Le ombre di oggi disegnano un domani senza rabbia.

Non ci sono date, né appigli per determinare in quale punto della linea del tempo ci troviamo. E questa è la sfida più incisiva che Grazia Verasani lancia al lettore. Che è pieno di speranza se crede che la storia narrata in Hotel Madridda sia ambientata nel futuro. E che è preda dei peggiori presagi se data la storia nel presente.

Quel che è certo è che Verasani lancia una provocazione così tagliente da far sanguinare. Il suo è un mondo dove non c’è più rabbia, né ribellione. La voce latita, schiacciata da una rassegnazione cosmica. Che coglie anche chi alla rabbia è stato legato, coloro per i quali la rabbia era il motore della lotta. Oggi hanno i capelli bianchi, le ossa fragili, guardano in faccia la morte seppure con spavento. Sono ghettizzati a Balanskaja, un condominio asfittico, privati di ogni piccola comodità, pressati dal timore che altri denuncino ogni atteggiamento che possa assomigliare a un vagito di ribellione. Un tempo loro pensavano, scrivevano, usavano l’arte per disegnare il presente, per dissentire e per dissacrare. Oggi sono ridotti ad un cumulo di paura, avvinti ad un silenzio che li protegge. Per quanto valga la pena proteggere quella brutta copia di vita che vivono, lontana anni luce dalla libertà di espressione che esercitavano con orgoglio e passione. Tacitati e derisi da un regime che distrugge e cancella la memoria. Oppressi dalla censura, dissolti dall’indifferenza.

I giovani invece si ribellano. Hanno trovato il modo per fuggire all’oblio della dittatura morendo. Dandosi la morte lanciandosi nel vuoto dal decimo piano dell’Hotel Madridda, che, come un fatiscente feticcio, incombe sul residence dei vecchi pensatori, costretti ad assistere a quei voli a testa in giù, incontro a marciapiedi sudici sui quali schiantarsi, sottraendosi al regime e consegnandosi alla vita eterna. Un grottesco modo di lottare, di protestare. Quello di offrire le macerie dei loro corpi smembrati al nemico che vuole annientarli. Un monito e la peggiore delle punizioni per chi è costretto ad essere spettatore.

La visione di quei corpi volanti è la cosa più dirompente per Selma, finita a Balanskaja per espiare la colpa di essere stata una giornalista. La sua vita è impenetrabile, oltre che attraversata dalla monotonia, dalla paura, dall’incapacità di ribellarsi. Ed è sola, non può in alcun modo cercare la solidarietà degli altri sventurati condomini.
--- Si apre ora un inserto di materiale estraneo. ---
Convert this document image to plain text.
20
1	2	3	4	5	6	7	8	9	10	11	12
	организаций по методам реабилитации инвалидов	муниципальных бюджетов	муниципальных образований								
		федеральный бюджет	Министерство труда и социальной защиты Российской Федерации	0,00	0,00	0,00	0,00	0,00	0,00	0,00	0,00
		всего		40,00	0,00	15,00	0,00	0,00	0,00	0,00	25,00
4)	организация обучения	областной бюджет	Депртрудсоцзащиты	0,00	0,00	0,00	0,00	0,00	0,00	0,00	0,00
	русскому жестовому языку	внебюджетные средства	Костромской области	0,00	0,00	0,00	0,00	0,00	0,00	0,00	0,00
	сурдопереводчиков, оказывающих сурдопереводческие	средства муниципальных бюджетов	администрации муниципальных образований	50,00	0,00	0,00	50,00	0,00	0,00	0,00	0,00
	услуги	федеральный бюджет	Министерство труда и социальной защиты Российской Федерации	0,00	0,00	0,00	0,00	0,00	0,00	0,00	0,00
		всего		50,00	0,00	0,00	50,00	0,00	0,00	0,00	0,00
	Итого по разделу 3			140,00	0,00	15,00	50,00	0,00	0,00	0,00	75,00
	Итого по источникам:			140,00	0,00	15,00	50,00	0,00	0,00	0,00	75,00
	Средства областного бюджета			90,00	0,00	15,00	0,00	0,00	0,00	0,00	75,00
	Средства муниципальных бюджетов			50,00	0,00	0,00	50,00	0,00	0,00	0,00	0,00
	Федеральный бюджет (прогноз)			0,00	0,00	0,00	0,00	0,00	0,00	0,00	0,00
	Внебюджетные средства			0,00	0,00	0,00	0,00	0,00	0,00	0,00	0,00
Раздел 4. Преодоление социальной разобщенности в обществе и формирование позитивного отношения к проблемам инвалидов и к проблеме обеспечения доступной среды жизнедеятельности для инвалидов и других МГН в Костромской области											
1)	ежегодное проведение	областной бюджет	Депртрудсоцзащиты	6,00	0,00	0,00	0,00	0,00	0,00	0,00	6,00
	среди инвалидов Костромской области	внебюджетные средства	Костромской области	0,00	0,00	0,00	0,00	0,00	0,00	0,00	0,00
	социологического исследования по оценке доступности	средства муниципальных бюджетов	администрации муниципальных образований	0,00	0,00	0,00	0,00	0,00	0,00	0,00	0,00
Eppure basta pochissimo per innescare un ordigno capace di esplodere. Uno sguardo, un gesto gentile. E un ragazzo che si nasconde in casa tua in attesa di fare il suo volo verso il basso.

Selma conosce Tino e Tino si rifugia in Selma. Due mondi impenetrabili, incomprensibili l’uno agli occhi dell’altro. In un attimo le maschere cadono e la vita si affaccia al margine di uno sguardo.
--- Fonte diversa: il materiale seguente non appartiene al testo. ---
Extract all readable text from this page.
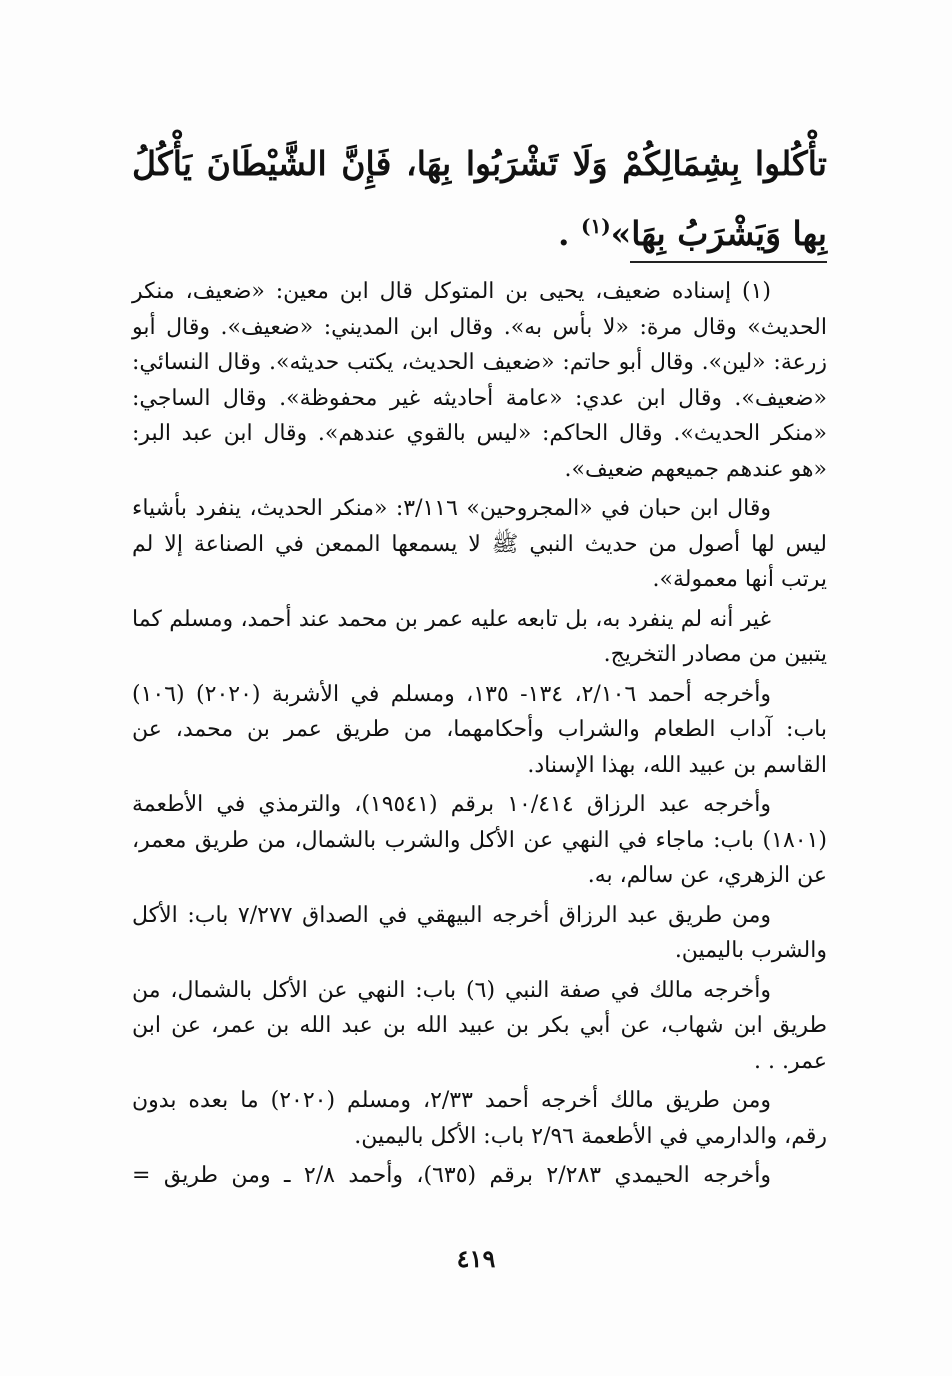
تأْكُلوا بِشِمَالِكُمْ وَلَا تَشْرَبُوا بِهَا، فَإِنَّ الشَّيْطَانَ يَأْكُلُ بِها وَيَشْرَبُ بِهَا»$^{(١)}$ .

(١) إسناده ضعيف، يحيى بن المتوكل قال ابن معين: «ضعيف، منكر الحديث» وقال مرة: «لا بأس به». وقال ابن المديني: «ضعيف». وقال أبو زرعة: «لين». وقال أبو حاتم: «ضعيف الحديث، يكتب حديثه». وقال النسائي: «ضعيف». وقال ابن عدي: «عامة أحاديثه غير محفوظة». وقال الساجي: «منكر الحديث». وقال الحاكم: «ليس بالقوي عندهم». وقال ابن عبد البر: «هو عندهم جميعهم ضعيف».

وقال ابن حبان في «المجروحين» ٣/١١٦: «منكر الحديث، ينفرد بأشياء ليس لها أصول من حديث النبي ﷺ لا يسمعها الممعن في الصناعة إلا لم يرتب أنها معمولة».

غير أنه لم ينفرد به، بل تابعه عليه عمر بن محمد عند أحمد، ومسلم كما يتبين من مصادر التخريج.

وأخرجه أحمد ٢/١٠٦، ١٣٤- ١٣٥، ومسلم في الأشربة (٢٠٢٠) (١٠٦) باب: آداب الطعام والشراب وأحكامهما، من طريق عمر بن محمد، عن القاسم بن عبيد الله، بهذا الإسناد.

وأخرجه عبد الرزاق ١٠/٤١٤ برقم (١٩٥٤١)، والترمذي في الأطعمة (١٨٠١) باب: ماجاء في النهي عن الأكل والشرب بالشمال، من طريق معمر، عن الزهري، عن سالم، به.

ومن طريق عبد الرزاق أخرجه البيهقي في الصداق ٧/٢٧٧ باب: الأكل والشرب باليمين.

وأخرجه مالك في صفة النبي (٦) باب: النهي عن الأكل بالشمال، من طريق ابن شهاب، عن أبي بكر بن عبيد الله بن عبد الله بن عمر، عن ابن عمر. . .

ومن طريق مالك أخرجه أحمد ٢/٣٣، ومسلم (٢٠٢٠) ما بعده بدون رقم، والدارمي في الأطعمة ٢/٩٦ باب: الأكل باليمين.

وأخرجه الحيمدي ٢/٢٨٣ برقم (٦٣٥)، وأحمد ٢/٨ ـ ومن طريق =

٤١٩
Il romanzo di Grazia Verasani è una parodia illuminata e straziante. Eppure vi ho trovato tanta speranza, quell’impeto insopprimibile che possiede la vita, capace sempre di reinventarsi, di trovare nuovi spunti per sopravvivere. C’è un’immagine forte nel libro, ed è quella di un gatto macilento che tutti i giorni si presenta alla porta di Selma a reclamare due briciole di cibo, rifuggendo ogni carezza ma esprimendo chiaramente quel bisogno primordiale di contatto. Non c’è niente di più eversivo di quel gesto. Quello di accogliere un altro essere umano nel proprio spazio emotivo, offrendogli quel poco che si può. In quel gesto ogni ombra, ogni scia di repressione, svanisce e si dissolve. Fin quando un essere umano potrà toccare un altro essere umano offrendo conforto.

Questo è un romanzo forte, spaventoso, un lampo che squarcia la quiete, laddove la quiete è stasi, rassegnazione, indifferenza. Che ci sveglia e che allontana il sonno, mantenendoci vigili, attenti e ancora umani. Una parodia dell’oggi illuminante, precisa, affilata che Verasani propone con una scrittura evocativa, efficace, che procede senza fretta, senza fronzoli, senza filtri. Un monito a restare chi siamo, a non arrenderci, a non tacere. Il futuro è oggi e l’oggi un ponte per domani.


Il romanzo

Il caseggiato a Balanskaja-Madridda è grigio, e grigia è la vita che si conduce al suo interno. Ci vivono persone che sono state giornalisti, professori, studiosi, irregolari, artisti. Hanno parlato tanto, ormai parlano poco. Davanti alle finestre del caseggiato c’è un albergo, che ha dieci piani e un tempo è stato bello: l’Hotel Madridda. Adesso è chiuso. Nessuno va più in albergo, e quasi più nessuno parla. Nemmeno Selma, la protagonista di questo romanzo, che passa il tempo a scrivere alla sorella Ida e a nutrire un gatto. Parlare non si può. E non si deve. Le parole sono vietate quasi tutte e non si capisce cosa sia un irregolare finché non ti hanno arrestato. L’hotel è transennato perché l’ultima forma di protesta dei ragazzi e delle ragazze che hanno più rabbia che paura consiste nel salire sul tetto dell’albergo e buttarsi di sotto. Così, quando Selma sente un trambusto nelle scale del caseggiato, apre la porta, osserva e torna a chiudersi dentro, senza stupirsi troppo del fatto che in casa sua, dietro la tenda, non ci sia più il gatto, ma un ragazzo: uno di quelli che voleva buttarsi per protesta è sfuggito alla polizia che lo inseguiva e si è nascosto lì.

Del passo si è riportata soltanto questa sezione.